Instructions for Making : The Super Terrific Commie Hating American Hamburger.

    Okay, Chillen, you've heard all about the contents and evils of hamburgers, but you have not yet been given good, clear instructions on how to make one. The good old fashioned American Hamburger is a staple in the free world, or at least, the gluttonous free world.    

    A quick note before we begin. There is no differentiation between a hamburger and a cheeseburger. That's like calling a hamburger with tomato on it a tomatoburger. Ludicrous, I say. Alright, now that we have that out of the way, on to the ingredients. What you'll need to make yerself a extremely palatable burger is the following:

  • 1/3 pound of lean (not extra lean, not regular) ground beef. Not turkey, BEEF.
  • 1 1/2 teaspoons of seasoned salt (salt and pepper if Lowry is unavailable)
  • 6 inch round sesame seed roll, cut in two.
  • 2 slices (one ounce) of American cheese. (Jack and Swiss are optional, American is mandatory)
  • 2-3 Thin slices of tomato
  • 2 teaspoons of Miracle Whip

    What you'll wanna do here is take the ground beef, and manhandle it into a single, glorious patty. Sprinkle the seasoned salt onto your patty on both sides. Turn your stove on medium heat, and fry that bi-otch with a tasty groove. No charbroiling, you want as much grease in the patty as possible (Consult your doctor before attempting this). 

    With your patty on the skillet, put a lid over it to keep moisture and heat in. Check every minute or so. Try to keep the patty in as much grease as possible, to marinate. When blood starts to rise out of the patty (8-9 minutes), it is time to flip it over. Let the other side of your patty cook in the same manner, in the grease, with a lid on. After 5-6 minutes, poke a fork into your patty and see if blood or grease oozes out. If you see any blood, keep cooking. However, when you see grease come out of the fork holes, it's time for the cheese. 

    Layer your cheese on top of the hamburger patty and place the lid over your skillet. In about 15-20 seconds, your cheese should be sufficiently melted. Turn off the heat, but leave the patty under the lid until your condiments are prepared.

    Take your sesame seed roll, and butter it. Then, place both buttered pieces on another skillet (or the same one, if you want the grease...Mmmmm). Fry the buttered side of the roll to your liking. While still warm, spread Miracle Whip on the roll generously. Now it is time for your patty and roll to meet in a sensuous dance of calorific plentitude.

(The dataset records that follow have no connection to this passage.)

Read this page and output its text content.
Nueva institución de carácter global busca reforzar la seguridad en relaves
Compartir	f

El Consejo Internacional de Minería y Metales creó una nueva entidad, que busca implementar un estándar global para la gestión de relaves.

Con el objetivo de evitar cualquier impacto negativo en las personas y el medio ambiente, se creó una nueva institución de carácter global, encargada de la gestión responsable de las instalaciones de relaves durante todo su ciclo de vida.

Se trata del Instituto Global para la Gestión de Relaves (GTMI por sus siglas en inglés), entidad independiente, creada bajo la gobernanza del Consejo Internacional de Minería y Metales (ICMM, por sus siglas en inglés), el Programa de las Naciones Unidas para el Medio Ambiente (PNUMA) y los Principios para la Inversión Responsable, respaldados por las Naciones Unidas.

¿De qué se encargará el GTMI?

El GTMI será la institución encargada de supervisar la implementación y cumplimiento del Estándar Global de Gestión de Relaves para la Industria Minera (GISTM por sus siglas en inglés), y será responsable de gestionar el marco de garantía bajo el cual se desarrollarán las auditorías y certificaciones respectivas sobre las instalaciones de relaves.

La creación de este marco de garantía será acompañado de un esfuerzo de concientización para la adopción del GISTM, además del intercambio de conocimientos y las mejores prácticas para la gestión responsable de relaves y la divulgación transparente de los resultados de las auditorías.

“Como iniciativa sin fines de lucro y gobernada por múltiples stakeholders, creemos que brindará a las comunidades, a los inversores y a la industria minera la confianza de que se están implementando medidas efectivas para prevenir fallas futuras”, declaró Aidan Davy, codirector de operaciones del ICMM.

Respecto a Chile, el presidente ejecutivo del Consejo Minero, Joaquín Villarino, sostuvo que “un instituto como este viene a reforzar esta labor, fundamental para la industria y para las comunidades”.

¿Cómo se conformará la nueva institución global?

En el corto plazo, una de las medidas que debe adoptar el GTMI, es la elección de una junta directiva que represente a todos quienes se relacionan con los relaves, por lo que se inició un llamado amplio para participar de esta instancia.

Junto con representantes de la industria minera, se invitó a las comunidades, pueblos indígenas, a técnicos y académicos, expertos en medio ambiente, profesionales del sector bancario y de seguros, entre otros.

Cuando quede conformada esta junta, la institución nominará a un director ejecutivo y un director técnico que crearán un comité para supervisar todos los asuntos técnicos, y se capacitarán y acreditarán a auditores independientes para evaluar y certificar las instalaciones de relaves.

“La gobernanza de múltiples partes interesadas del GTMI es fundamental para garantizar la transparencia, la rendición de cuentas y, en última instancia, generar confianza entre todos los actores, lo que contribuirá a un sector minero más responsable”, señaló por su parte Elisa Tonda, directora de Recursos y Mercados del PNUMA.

    Take your patty, which is by now covered in hot melting cheese, and place it on your roll. On the top of the patty, place your tomato slices, so they mingle with the cheese. Now is the perfect time to add any condiments of your liking to the burger. However, Do Not Use Ketchup. Ketchup will destroy the cheese's flavor and eat away at your juicy tomatoes. If you've cooked your burger right, it will be so juicy itself that adding ketchup would be a travesty. Once finished with the condiment adding, place the top of your roll on the burger.

    Prepare your drink of choice (root beer, perhaps), and eat with extreme prejudice. Enjoy the cheese, the juicy tomatoes, the hot, dripping slab of cow. Thank your god for making such pleasure possible. Only use a napkin when you have completely demolished your hamburger. Now it is time to pass out on the couch, euphoric from a satiated bloodlust that can only come from: The Super Terrific Commie Hating American Hamburger.